Yesterday i knew absolutely nothing about any of this shit, now I'm aimlessly looking for stuff on youtube to explain as much as possible, not necesarily in order to take part in it, although I'm definitively considering

  • Washburn [she/her]
    ·
    edit-2
    4 years ago

    Prefacing this with I am not an advisor, this is not financial advice.

    A hedge fund, Melvin Capital, has shorted the stock for GameStop. Shorting a stock is when you borrow shares from someone to sell at the current price, intending to repurchase later at a lower price and return to the owner. The profit comes from the difference between the price when the stock was borrowed, and the price when the stock is supposed to be returned. This means that it's something used on companies who look like they're going to go bankrupt soon. But if the opposite happens, and the stock goes up in price, the losses for the people who have shorted the stock can be huge.

    Melvin Capital really fucked up by shorting more shares of the stock than are proven to exist, meaning that they:

    1. have to pay out more than the entire value of GameStop to rebuy the shares to return to their owners

    2. are at the mercy of whoever is holding the stock when the time to return the shares comes because they are obligated to return the shares. As more have been borrowed than exist, the demand will necessarily be larger than the supply, and it's anyone's guess how high the stock price could go.

    Melvin Capital has been doing a lot to at least soften the blow. r/WSB mods are claiming that a big part of new recent users have been recently made bot accounts pushing other stocks to divert users from betting on GameStop, or have been saying derogatory things about the stock's prospects. CNBC also put out a news story saying that the borrowed stocks had already been rebought and returned to dissuade people from holding or buying GameStop stock. Users of r/WSB checked, and found it to not be true. Positions were still open for 140% of shares when they looked.

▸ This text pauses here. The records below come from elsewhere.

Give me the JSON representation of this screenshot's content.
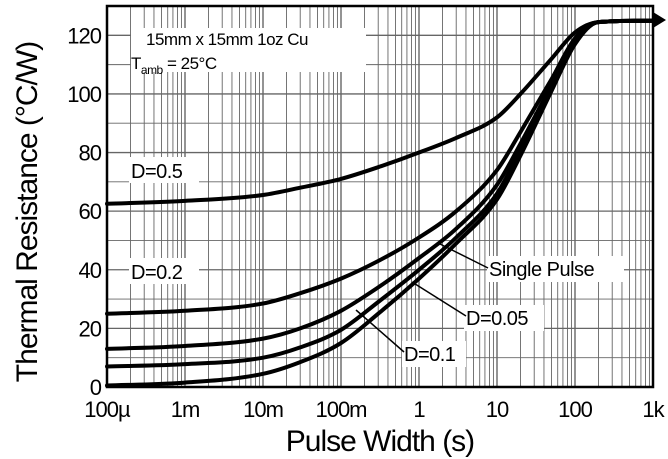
{
  "chart_data": {
    "type": "line",
    "title": "",
    "xlabel": "Pulse Width (s)",
    "ylabel": "Thermal Resistance (°C/W)",
    "x_scale": "log",
    "xlim": [
      0.0001,
      1000
    ],
    "ylim": [
      0,
      130
    ],
    "x_ticks": [
      {
        "value": 0.0001,
        "label": "100µ"
      },
      {
        "value": 0.001,
        "label": "1m"
      },
      {
        "value": 0.01,
        "label": "10m"
      },
      {
        "value": 0.1,
        "label": "100m"
      },
      {
        "value": 1,
        "label": "1"
      },
      {
        "value": 10,
        "label": "10"
      },
      {
        "value": 100,
        "label": "100"
      },
      {
        "value": 1000,
        "label": "1k"
      }
    ],
    "y_ticks": [
      {
        "value": 0,
        "label": "0"
      },
      {
        "value": 20,
        "label": "20"
      },
      {
        "value": 40,
        "label": "40"
      },
      {
        "value": 60,
        "label": "60"
      },
      {
        "value": 80,
        "label": "80"
      },
      {
        "value": 100,
        "label": "100"
      },
      {
        "value": 120,
        "label": "120"
      }
    ],
    "grid": true,
    "annotations": {
      "line1": "15mm x 15mm 1oz Cu",
      "tamb_prefix": "T",
      "tamb_sub": "amb",
      "tamb_suffix": " = 25°C"
    },
    "series": [
      {
        "name": "D=0.5",
        "x": [
          0.0001,
          0.001,
          0.01,
          0.03,
          0.1,
          0.3,
          1,
          3,
          10,
          20,
          50,
          100,
          200,
          1000
        ],
        "y": [
          62.5,
          63.5,
          65.5,
          68,
          71,
          75,
          80,
          85,
          92,
          100,
          112,
          121,
          124.5,
          125
        ]
      },
      {
        "name": "D=0.2",
        "x": [
          0.0001,
          0.001,
          0.01,
          0.03,
          0.1,
          0.3,
          1,
          3,
          10,
          20,
          50,
          100,
          200,
          1000
        ],
        "y": [
          25,
          26,
          28.5,
          32,
          37,
          43,
          51,
          60,
          74,
          87,
          105,
          119,
          124.5,
          125
        ]
      },
      {
        "name": "D=0.1",
        "x": [
          0.0001,
          0.001,
          0.01,
          0.03,
          0.1,
          0.3,
          1,
          3,
          10,
          20,
          50,
          100,
          200,
          1000
        ],
        "y": [
          13,
          14,
          16.5,
          20,
          26,
          34,
          44,
          54,
          69,
          83,
          103,
          118,
          124.5,
          125
        ]
      },
      {
        "name": "D=0.05",
        "x": [
          0.0001,
          0.001,
          0.01,
          0.03,
          0.1,
          0.3,
          1,
          3,
          10,
          20,
          50,
          100,
          200,
          1000
        ],
        "y": [
          7,
          7.8,
          10,
          13.5,
          19.5,
          29,
          40,
          51,
          66,
          81,
          102,
          118,
          124.5,
          125
        ]
      },
      {
        "name": "Single Pulse",
        "x": [
          0.0001,
          0.001,
          0.01,
          0.03,
          0.1,
          0.3,
          1,
          3,
          10,
          20,
          50,
          100,
          200,
          1000
        ],
        "y": [
          0.5,
          1.5,
          4.5,
          8.5,
          15,
          25,
          37,
          49,
          64,
          79,
          101,
          117,
          124.5,
          125
        ]
      }
    ],
    "curve_labels": [
      "D=0.5",
      "D=0.2",
      "D=0.1",
      "D=0.05",
      "Single Pulse"
    ]
  }
}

    Has the ship sailed on making money off of Melvin Capital's mistake? I can't tell you. I'm in for a little bit that I'm not afraid if I lose, because the stock market is all gambling.

    • asABOVEsoBELOW [none/use name]
      hexagon
      ·
      4 years ago

      what I got from reading wsb is that Melvin has to sell the stocks they borrowed, and they haven't done it yet, and this is what is going to drive the price even higher, and that's what is gonna happen Friday. Is that correct ?

      • Washburn [she/her]
        ·
        4 years ago

        The other way around, Melvin has already sold the shares they borrowed, and has to buy shares to return to who they borrowed them from.

        • glimmer_twin [he/him]
          ·
          edit-2
          4 years ago

          My brain keeps getting stuck on the “borrowing shares” part.

          As I understand it in simplified terms, Melvin “borrowed” GameStop stock from investor A, with the proviso that they sell it back (after a certain time has passed?) at the same value. Almost like getting a loan like any normal person would.

          Then Melvin sells that stock to investor B. They then borrowed the stock back from investor B to resell again. So they’re on the hook multiple times for each share.

          It’s almost like a regular person taking out a big loan and buying a bunch of Iraqi dinar or something expecting it to go up in value and then watching it plummet, but still being on the hook for the initial loan. Except in reverse, lol.

          Is that a somewhat correct summary?

          • Washburn [she/her]
            ·
            4 years ago

            Mostly, the loan analogy is really close- In a short, you agree to borrow a stock in exchange for paying interest to the owner for the time you've borrowed it. You sell the stock you've borrowed for the current price, thinking it will go down in value later, you can rebuy it to return, and pocket the difference (minus the interest).

            They don't need to return the exact share that they borrowed, just an amount of shares equal to the amount that they borrowed. It's more like, Melvin said "Hey, we want to borrow shares of GameStop, does anyone have some we could borrow?" and Investor A says "Yes, we do, here." Then Melvin goes, sells the shares to Investor B, and says again "Hey, we want to borrow shares of GameStop, does anyone have some shares we could borrow?" and another investor, it could be Investor B, or it could be a different one, offers their shares to Melvin. With the number of shares that they have shorted though, they have definitely shorted some shares more than once.